Her finger stabs at photos neatly stacked on her dining table. One shows a dinghy’s motor mired in muddy muck.

On the back, the date is recorded as February 1988.

Mrs Strain recalls quitting her job at the airport, working for Alpine Helicopters, and establishing a business called Go Fishing, giving anglers the tools to enjoy Lake Hayes for a day.

But after a single summer the sludge killed the business.

"There was nowhere you could take tourists down through that," she says.

"I wouldn’t have even walked through it, it was so bleugh."

Stinking, stagnant water is still an issue for that area of the lake — in an area of the track near the Threepwood development, before an incline.

Mrs Strain: "When it’s flooded, I hardly ever walk that way. Unless I’m going to go right round and then I have to. Yeah, I don’t like the putrid water there. The smell I can cope with but I don’t think it’s good, that’s all."

In the 1950s — she thinks 1956-7 — land north of the lake was cleared for farming,  sending brown plumes into the lake.

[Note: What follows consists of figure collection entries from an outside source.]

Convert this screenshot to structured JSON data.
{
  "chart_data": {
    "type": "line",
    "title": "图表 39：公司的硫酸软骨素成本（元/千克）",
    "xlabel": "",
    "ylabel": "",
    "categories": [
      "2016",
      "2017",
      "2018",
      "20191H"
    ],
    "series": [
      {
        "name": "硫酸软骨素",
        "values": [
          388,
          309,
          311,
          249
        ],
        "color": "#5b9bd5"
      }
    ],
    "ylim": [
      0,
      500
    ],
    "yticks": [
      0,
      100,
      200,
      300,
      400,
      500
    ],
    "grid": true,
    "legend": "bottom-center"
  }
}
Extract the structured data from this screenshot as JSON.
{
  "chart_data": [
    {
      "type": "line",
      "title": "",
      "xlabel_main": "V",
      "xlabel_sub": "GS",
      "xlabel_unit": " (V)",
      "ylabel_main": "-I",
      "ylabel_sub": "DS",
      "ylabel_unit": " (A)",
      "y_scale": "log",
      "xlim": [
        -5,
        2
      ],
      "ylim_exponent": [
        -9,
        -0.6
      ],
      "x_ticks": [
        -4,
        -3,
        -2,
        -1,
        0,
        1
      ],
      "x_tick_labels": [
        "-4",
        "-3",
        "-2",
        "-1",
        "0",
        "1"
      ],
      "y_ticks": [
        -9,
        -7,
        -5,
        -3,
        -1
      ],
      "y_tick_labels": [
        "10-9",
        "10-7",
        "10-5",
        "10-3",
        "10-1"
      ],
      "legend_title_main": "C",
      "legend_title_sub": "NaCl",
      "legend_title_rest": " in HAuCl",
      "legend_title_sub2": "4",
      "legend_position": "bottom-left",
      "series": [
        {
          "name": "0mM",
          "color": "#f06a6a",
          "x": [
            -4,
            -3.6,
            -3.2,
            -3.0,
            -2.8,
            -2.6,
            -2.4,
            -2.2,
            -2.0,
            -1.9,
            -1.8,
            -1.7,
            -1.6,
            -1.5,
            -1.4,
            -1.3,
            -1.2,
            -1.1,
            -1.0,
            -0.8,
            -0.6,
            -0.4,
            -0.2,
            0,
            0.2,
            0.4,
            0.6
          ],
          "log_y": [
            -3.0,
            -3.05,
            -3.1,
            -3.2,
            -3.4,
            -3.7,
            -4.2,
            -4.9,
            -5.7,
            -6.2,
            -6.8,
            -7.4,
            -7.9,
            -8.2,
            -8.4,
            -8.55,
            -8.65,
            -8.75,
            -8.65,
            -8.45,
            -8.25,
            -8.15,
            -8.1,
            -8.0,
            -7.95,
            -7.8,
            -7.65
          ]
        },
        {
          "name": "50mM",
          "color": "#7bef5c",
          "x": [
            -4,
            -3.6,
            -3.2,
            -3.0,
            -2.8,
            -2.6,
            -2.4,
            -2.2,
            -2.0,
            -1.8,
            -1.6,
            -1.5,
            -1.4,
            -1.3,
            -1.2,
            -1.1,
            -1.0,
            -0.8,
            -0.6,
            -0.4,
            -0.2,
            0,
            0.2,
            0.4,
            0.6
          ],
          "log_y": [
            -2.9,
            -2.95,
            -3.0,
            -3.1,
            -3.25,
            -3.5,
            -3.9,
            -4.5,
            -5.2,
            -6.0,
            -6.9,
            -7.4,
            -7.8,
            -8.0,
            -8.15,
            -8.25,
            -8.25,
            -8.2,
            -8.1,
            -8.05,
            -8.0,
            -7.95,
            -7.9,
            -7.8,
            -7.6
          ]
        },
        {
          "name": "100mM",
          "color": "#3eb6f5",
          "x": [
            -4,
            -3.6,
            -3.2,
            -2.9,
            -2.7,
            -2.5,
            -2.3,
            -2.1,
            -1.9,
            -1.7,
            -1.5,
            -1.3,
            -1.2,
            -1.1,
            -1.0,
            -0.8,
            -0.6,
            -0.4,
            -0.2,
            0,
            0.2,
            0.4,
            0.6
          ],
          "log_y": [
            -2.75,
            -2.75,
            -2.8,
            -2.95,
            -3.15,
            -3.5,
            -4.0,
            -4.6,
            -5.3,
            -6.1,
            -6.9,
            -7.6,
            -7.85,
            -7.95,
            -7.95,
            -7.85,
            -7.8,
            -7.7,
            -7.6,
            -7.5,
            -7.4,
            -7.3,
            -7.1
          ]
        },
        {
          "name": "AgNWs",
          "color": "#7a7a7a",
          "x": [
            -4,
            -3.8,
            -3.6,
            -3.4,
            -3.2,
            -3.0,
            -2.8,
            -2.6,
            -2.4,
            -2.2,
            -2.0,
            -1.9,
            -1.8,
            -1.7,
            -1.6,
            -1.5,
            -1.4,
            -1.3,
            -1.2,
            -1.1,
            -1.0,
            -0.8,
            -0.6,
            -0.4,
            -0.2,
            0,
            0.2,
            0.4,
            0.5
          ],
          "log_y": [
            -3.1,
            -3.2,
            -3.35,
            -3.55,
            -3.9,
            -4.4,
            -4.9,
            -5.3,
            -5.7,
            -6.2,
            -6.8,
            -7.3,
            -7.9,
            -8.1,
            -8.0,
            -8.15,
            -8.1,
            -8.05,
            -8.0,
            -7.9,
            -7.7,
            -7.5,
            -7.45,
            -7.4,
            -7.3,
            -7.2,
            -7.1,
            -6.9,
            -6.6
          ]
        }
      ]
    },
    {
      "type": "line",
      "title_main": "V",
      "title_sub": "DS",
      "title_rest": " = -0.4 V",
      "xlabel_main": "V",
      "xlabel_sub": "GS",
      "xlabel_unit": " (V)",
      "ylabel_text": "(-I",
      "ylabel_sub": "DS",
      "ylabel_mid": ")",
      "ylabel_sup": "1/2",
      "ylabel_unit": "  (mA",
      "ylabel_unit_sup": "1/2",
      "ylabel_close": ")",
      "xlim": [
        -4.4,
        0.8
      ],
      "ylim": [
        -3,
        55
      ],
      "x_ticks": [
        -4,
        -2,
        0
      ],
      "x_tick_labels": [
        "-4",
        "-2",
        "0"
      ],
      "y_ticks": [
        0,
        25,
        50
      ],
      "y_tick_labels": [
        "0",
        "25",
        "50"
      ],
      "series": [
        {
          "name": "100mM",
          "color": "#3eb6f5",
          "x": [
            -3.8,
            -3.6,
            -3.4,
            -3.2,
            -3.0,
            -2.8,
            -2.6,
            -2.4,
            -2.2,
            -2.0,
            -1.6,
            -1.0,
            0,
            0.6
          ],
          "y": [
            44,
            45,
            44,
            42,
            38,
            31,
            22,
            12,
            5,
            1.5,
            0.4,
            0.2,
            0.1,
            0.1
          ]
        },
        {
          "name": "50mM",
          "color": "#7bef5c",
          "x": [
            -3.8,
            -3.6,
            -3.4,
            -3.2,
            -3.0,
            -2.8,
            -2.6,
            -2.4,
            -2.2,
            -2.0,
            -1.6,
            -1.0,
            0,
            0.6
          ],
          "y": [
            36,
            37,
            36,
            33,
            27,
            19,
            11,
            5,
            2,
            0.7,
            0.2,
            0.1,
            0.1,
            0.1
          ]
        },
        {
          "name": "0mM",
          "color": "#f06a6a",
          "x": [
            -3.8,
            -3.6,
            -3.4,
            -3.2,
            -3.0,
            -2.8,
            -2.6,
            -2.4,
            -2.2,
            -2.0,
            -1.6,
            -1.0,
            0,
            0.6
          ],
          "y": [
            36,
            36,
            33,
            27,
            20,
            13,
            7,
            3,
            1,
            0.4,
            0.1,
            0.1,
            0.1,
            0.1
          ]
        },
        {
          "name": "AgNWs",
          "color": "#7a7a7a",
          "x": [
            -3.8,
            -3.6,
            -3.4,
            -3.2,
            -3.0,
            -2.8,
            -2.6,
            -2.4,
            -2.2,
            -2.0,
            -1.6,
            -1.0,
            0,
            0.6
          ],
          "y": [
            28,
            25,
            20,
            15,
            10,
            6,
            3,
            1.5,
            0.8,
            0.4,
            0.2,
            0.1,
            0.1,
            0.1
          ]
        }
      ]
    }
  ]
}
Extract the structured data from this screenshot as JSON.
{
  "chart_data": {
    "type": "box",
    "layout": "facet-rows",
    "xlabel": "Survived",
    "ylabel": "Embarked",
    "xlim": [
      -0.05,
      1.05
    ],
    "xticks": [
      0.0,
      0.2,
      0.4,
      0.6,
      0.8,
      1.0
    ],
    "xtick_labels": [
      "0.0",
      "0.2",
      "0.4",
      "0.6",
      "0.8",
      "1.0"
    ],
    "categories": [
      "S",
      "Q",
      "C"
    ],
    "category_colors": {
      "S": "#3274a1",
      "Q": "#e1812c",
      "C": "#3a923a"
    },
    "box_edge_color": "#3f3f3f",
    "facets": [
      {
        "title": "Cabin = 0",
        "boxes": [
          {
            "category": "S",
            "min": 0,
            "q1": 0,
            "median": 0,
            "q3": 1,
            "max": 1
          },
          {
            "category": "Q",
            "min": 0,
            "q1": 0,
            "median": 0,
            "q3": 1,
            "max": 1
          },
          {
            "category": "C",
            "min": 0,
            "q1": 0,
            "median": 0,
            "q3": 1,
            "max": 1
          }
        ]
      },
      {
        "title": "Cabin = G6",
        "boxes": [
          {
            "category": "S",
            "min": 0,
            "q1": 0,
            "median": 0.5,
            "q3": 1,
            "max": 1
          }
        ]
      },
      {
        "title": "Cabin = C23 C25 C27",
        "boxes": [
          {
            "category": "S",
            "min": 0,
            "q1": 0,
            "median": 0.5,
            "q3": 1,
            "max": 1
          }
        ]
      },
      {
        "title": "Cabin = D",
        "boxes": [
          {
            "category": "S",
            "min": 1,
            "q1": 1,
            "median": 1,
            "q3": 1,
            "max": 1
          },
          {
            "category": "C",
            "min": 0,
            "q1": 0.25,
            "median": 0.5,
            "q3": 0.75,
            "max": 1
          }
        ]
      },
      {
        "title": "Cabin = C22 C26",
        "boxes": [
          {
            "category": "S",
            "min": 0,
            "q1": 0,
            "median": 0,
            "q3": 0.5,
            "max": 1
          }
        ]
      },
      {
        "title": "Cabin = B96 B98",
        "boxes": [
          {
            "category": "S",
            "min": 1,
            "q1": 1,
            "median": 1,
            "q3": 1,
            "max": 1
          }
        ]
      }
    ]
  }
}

"That happened for about two years."

Back in those days, three creeks entered the lake and the flow was comparatively fast.Not so now. Scientists estimate it takes 1.8 years for water to cycle out of the lake.

"Have you ever looked at the outlet?" asks Mrs Strain.

It has been piped under the state highway, as it turns out,  whereupon it becomes Hayes Creek.

Mrs Strain has seen scientific reports and lobby groups come and go, punctuated by periodic water quality testing.

"They’re always coming out with something scientific; looking into something scientific. And nothing ever gets done about it.

"But surely in this day and age, it’s quite easy to know what to do."

Mrs Strain got angry in 2010 when Niwa tested the lake, installing 10m-long bags to see how much phosphate came off the bottom.

"I thought of all the time and the money. Can’t they do something physical? You know, just one thing? Not to spend all that time and money on tests.

"You see, tests have been going on for 50 years. And what have they actually done?"

As always, she comes back to the outlet.

"I’ve always wanted them to keep the outlet clear. You know, really clear.

"Every couple of weeks have a look and see if there’s something blocking it. And keep the lake level stable."